Closed gth828r closed 3 years ago
If we want to use OpenAI Gym, there are useful instructions on running that in Colab over at https://colab.research.google.com/drive/18LdlDDT87eb8cCTHZsXyS9ksQPzL3i6H
Mujoco appears to have a 30 day trial followed by a $500 personal license. It also sounds like the licensing would make it hard to use with Colab: https://github.com/openai/mujoco-py/issues/358
Rather than jumping ship, let's steer towards simpler tools. Probably an OpenAI gym environment.
Since we are trying to validate our model, it is probably simplest to start off with a simple environment such as cartpole.
Cartpole will let us validate base functionality, but it won't be enough to actually test CQL's ability to generalize from a distribution learned offline. We will verify that nothing is horribly broken with Cartpole, but we'll need to graduate beyond that at some point.
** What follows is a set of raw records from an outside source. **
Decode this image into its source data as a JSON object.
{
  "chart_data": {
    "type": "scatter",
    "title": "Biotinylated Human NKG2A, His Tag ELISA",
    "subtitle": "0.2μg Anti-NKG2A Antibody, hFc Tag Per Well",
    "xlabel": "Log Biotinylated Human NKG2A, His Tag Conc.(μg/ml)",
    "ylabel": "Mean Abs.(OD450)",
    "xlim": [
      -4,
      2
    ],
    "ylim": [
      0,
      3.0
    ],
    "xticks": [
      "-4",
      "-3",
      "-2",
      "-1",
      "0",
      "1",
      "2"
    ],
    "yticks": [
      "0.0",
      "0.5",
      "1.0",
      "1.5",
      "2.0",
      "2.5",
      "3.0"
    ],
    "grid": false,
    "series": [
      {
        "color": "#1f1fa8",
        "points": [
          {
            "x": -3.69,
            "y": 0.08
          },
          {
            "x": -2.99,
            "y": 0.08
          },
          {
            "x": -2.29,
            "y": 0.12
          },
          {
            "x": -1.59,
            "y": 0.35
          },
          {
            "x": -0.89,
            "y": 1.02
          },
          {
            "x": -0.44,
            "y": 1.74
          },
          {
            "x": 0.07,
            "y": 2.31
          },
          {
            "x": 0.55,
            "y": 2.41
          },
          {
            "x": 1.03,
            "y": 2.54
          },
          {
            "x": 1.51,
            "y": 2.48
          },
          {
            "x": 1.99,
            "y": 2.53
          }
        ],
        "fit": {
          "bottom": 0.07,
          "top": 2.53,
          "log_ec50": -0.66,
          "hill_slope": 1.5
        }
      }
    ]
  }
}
Upon further research, it doesn't make a ton of sense to try to apply CQL to PPO. It makes more sense to try to apply it to SAC, which is focused on offline RL. Porting this issue over to https://github.com/gth828r/sac-cql/issues/2.
We need a simulation environment to test with. Something like an environment from AI Gym. Choose one to explore the capabilities of PPO combined with CQL.